Plaintiff asserts that the arbitration agreement is procedurally unconscionable as it is an adhesion contract. Regarding procedural unconscionability, the California Supreme Court has found:

 

“[T]here are degrees of procedural unconscionability. At one end of the spectrum are contracts that have been freely negotiated by roughly equal parties, in which there is no procedural unconscionability . . . . Contracts of adhesion that involve surprise or other sharp practices lie on the other end of the spectrum. [Citation.] Ordinary contracts of adhesion, although they are indispensable facts of modern life that are generally enforced (see Graham v. Scissor–Tail, Inc. (1981) 28 Cal.3d 807, 817–818, 171 Cal.Rptr. 604, 623 P.2d 165), contain a degree of procedural unconscionability even without any notable surprises, and ‘bear within them the clear danger of oppression and overreaching.’ (Id. at p. 818 [171 Cal.Rptr. 604, 623 P.2d 165].)” (Gentry v. Superior Court (2007) 42 Cal.4th 443, 469, 64 Cal.Rptr.3d 773, 165 P.3d 556.)

 

(Baltazar v. Forever 21, Inc. (2016) 62 Cal.4th 1237, 1244.)

 

Generally, in the employer-employee context, there is unequal bargaining power. (See Amendariz v. Foundation Health Psychcare Services, Inc. (2000) 24 Cal.4th 83, 115 [“in the case of preemployment arbitration contracts, the economic pressure exerted by employers on all but the most sought-after employees may be particularly acute, for the arbitration agreement stands between the employee and necessary employment, and few employees are in a position to refuse a job because of an arbitration requirement.”]

 

The agreement is one of adhesion; there is a low degree of procedural unconscionability here. But this alone does not render the arbitration agreement unconscionable. To find the agreement unenforceable, the degree of substantive unconscionability must be high. (See Dotson v. Amgen, Inc. (2010) 181 Cal.App.4th 975, 981.)

 

            Plaintiff asserts the agreement is substantively unconscionable because it does not provide for adequate discovery, does not allow for judicial review, and does not provide the current AAA rules for arbitration. As to the last two points, the agreement does allow for judicial review, and it lists the principal arbitration rules.
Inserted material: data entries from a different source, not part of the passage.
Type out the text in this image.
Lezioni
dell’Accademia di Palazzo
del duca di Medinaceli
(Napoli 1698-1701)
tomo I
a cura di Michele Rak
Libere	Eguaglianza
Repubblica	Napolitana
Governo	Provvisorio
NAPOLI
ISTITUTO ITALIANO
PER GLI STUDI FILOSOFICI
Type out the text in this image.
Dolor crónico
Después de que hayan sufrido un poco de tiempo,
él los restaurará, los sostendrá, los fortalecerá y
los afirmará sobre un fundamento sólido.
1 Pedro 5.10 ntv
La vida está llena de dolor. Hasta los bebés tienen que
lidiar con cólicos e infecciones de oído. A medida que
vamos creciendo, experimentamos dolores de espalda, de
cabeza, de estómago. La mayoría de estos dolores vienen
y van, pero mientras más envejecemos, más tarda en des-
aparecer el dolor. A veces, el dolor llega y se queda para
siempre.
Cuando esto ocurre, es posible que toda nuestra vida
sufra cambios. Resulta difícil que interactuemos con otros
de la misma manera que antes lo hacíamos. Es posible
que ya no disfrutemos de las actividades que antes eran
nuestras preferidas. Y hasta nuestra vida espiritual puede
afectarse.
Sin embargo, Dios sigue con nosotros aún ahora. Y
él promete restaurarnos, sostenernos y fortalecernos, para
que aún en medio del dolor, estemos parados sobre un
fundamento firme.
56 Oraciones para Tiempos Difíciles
As to discovery, the agreement states, “[t]he parties have the right to conduct adequate civil discovery, and to present witnesses and evidence. Each party has the right to: (a) take the deposition of two individual fact witnesses and any expert witness designated by another party, (b) propound requests for production of documents to any party, and (c) subpoena witnesses and documents, including documents relevant to the case from third parties. Additional discovery may be had by mutual agreement of the parties, and in the absence of mutual agreement, the Arbitrator will have exclusive authority to entertain requests for additional discovery and to grant or deny such requests, based on the Arbitrator’s determination whether additional discovery is warranted by the circumstances of a particular case.” (Decl. Tejeda, Exh. A.)

The provision is not substantively unconscionable. Arbitration need not allow for all discovery allowed in court actions and the agreement vests authority in the arbitrator to allow additional discovery.

Defendants’ motion to compel arbitration is GRANTED. The action is STAYED.